Australian workplaces will be required by law to have protections against sexual harassment and ensure gender equality after parliament agreed to reforms.
From next year, employers will need to take reasonable steps to end sexual discrimination and harassment in their workplace and achieve gender equality.
National Sex Discrimination Commissioner Kate Jenkins – whose landmark Respect@Work report recommended the reforms – said the laws would “fundamentally change” how people are protected from workplace sexual harassment.
“It changes our settings from being reactive to also being proactive, so that employers are required to take meaningful action to prevent harassment from occurring,” she said.
“It shifts the emphasis from a complaints-based model to one where employers must take action, and continuously assess and evaluate whether they are meeting the requirements of the duty.”
Prime Minister Anthony Albanese said the laws represented a new chapter in Australia’s national story.
“The last two years have been a real reckoning in this country. Australian women have stood up … and courageously and emphatically declared: enough is enough,” Mr Albanese said.
“We are a great country but there’s an even greater Australia within our reach, if we only dare to extend ourselves a little.”

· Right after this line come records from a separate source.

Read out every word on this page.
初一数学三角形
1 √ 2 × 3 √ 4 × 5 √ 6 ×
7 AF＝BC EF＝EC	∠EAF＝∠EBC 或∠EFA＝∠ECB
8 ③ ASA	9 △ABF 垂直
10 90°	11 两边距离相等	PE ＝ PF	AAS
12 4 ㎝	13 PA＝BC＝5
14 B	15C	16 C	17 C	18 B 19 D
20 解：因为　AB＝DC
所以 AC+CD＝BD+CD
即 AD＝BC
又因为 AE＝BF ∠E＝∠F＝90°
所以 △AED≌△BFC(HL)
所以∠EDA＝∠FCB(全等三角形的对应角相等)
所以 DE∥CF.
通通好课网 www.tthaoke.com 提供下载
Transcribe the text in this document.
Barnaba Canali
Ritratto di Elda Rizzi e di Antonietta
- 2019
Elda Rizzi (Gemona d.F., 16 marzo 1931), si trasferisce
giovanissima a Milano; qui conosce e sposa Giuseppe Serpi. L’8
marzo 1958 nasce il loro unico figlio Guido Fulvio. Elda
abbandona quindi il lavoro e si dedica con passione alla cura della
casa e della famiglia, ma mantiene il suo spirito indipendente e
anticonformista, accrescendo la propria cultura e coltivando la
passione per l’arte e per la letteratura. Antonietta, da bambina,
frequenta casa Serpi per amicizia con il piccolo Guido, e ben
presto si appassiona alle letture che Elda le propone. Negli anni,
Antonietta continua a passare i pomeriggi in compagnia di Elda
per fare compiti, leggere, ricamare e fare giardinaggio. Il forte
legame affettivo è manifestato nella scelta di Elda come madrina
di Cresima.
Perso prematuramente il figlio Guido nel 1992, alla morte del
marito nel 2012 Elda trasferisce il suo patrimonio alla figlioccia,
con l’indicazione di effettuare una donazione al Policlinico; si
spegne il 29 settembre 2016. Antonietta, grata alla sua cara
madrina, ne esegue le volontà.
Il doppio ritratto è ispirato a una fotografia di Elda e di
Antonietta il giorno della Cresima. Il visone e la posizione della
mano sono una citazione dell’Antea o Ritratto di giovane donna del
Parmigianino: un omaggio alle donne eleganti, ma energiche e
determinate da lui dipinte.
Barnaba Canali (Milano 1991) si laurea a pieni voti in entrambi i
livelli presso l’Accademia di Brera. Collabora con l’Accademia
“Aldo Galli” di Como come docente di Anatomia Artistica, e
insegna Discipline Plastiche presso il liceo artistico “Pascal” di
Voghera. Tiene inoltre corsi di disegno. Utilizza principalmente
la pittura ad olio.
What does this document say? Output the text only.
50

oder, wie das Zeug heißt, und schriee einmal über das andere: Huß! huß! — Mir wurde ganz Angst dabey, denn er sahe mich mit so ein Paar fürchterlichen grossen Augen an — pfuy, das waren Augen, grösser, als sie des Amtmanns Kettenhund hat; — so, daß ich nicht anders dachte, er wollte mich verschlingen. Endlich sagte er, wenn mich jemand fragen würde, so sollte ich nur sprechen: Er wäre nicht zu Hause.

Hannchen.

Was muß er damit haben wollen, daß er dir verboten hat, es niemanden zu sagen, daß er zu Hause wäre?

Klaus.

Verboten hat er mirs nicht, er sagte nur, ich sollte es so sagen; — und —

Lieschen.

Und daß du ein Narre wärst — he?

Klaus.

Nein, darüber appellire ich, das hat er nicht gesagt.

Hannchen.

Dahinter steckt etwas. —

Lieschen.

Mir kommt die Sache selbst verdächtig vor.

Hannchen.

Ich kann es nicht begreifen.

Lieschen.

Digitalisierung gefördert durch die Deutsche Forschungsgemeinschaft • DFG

The laws will take effect in late-2023 to give employers time to adjust their practices.
But Ms Jenkins urged workplaces to start implementing changes sooner rather than later.
A website launched by the commission earlier this month provides information and training for workplaces to help meet their new obligations.
“These important reforms are timely and should be considered by state and territory governments to achieve greater harmonisation of sexual harassment legislation as part of any upcoming legislative reviews,” Ms Jenkins said.